How come Hollywood persists in giving us female law-enforcement officers who throw their professionalism to the wind to get down 'n dirty with hunky civilians -- and then are horribly punished for their indiscretions? Isn't that just setting up a straw man to knock down? (Or straw woman?) The latest victim of this onscreen witch hunt is Angelina Jolie, whose FBI agent Illeana Scott in "Taking Lives" comes on like a dizzy schoolgirl and attains barely a shred of real dignity throughout the mucho ass-kicking that is to follow.

Summoned to Canada to work a serial-killer case, Illeana ends up falling for her only eyewitness (Ethan Hawke), thus incurring a whole mess of silly-girl trouble -- including a hard slap in the face (literally) from an indignant cop (Olivier Martinez) who thinks that workplace inappropriateness should stop at babe-denigrating banter.

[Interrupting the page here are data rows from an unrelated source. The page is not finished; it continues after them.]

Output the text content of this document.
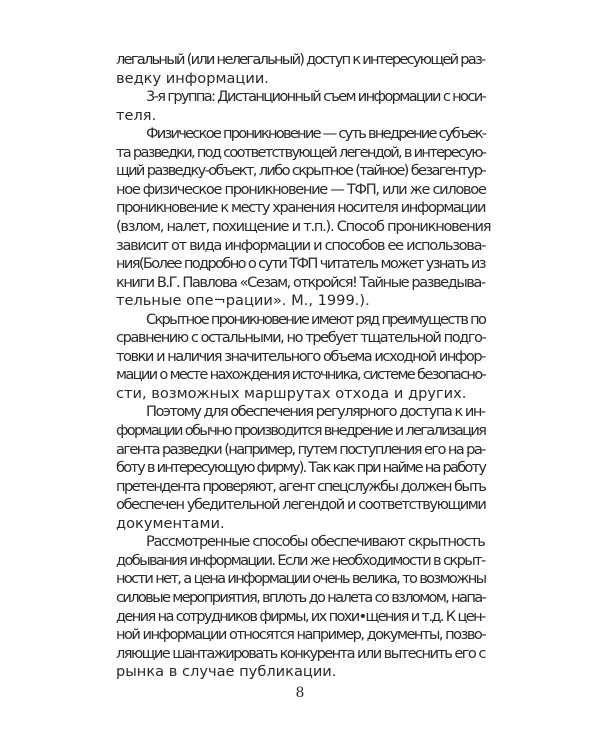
легальный (или нелегальный) доступ к интересующей раз-
ведку информации.
3-я группа: Дистанционный съем информации с носи-
теля.
Физическое проникновение — суть внедрение субъек-
та разведки, под соответствующей легендой, в интересую-
щий разведку-объект, либо скрытное (тайное) безагентур-
ное физическое проникновение — ТФП, или же силовое
проникновение к месту хранения носителя информации
(взлом, налет, похищение и т.п.). Способ проникновения
зависит от вида информации и способов ее использова-
ния(Более подробно о сути ТФП читатель может узнать из
книги В.Г. Павлова «Сезам, откройся! Тайные разведыва-
тельные опе¬рации». М., 1999.).
Скрытное проникновение имеют ряд преимуществ по
сравнению с остальными, но требует тщательной подго-
товки и наличия значительного объема исходной инфор-
мации о месте нахождения источника, системе безопасно-
сти, возможных маршрутах отхода и других.
Поэтому для обеспечения регулярного доступа к ин-
формации обычно производится внедрение и легализация
агента разведки (например, путем поступления его на ра-
боту в интересующую фирму). Так как при найме на работу
претендента проверяют, агент спецслужбы должен быть
обеспечен убедительной легендой и соответствующими
документами.
Рассмотренные способы обеспечивают скрытность
добывания информации. Если же необходимости в скрыт-
ности нет, а цена информации очень велика, то возможны
силовые мероприятия, вплоть до налета со взломом, напа-
дения на сотрудников фирмы, их похи•щения и т.д. К цен-
ной информации относятся например, документы, позво-
ляющие шантажировать конкурента или вытеснить его с
рынка в случае публикации.
8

The movie seems to consider that slap acceptable censure, clearing the way for a climactic image that may be the ugliest homage to domestic violence I've ever seen in a film.

But what the movie accomplishes in misogyny, it nearly equals in lack of imagination: The intrepid investigators are literally an hour behind the audience with every major discovery, leaving us plenty of time to wonder if the "mysterious" killer will turn out to be the most obvious choice from among the few major characters, or just the stupidest. (Maybe it's both!) In the meantime, a car blows up. Jolie bares her breasts. And Hawke's determination to interrupt the simplest lines of dialogue with method-y stutters and gulps for breath proves that he may be the worst "serious" actor working today.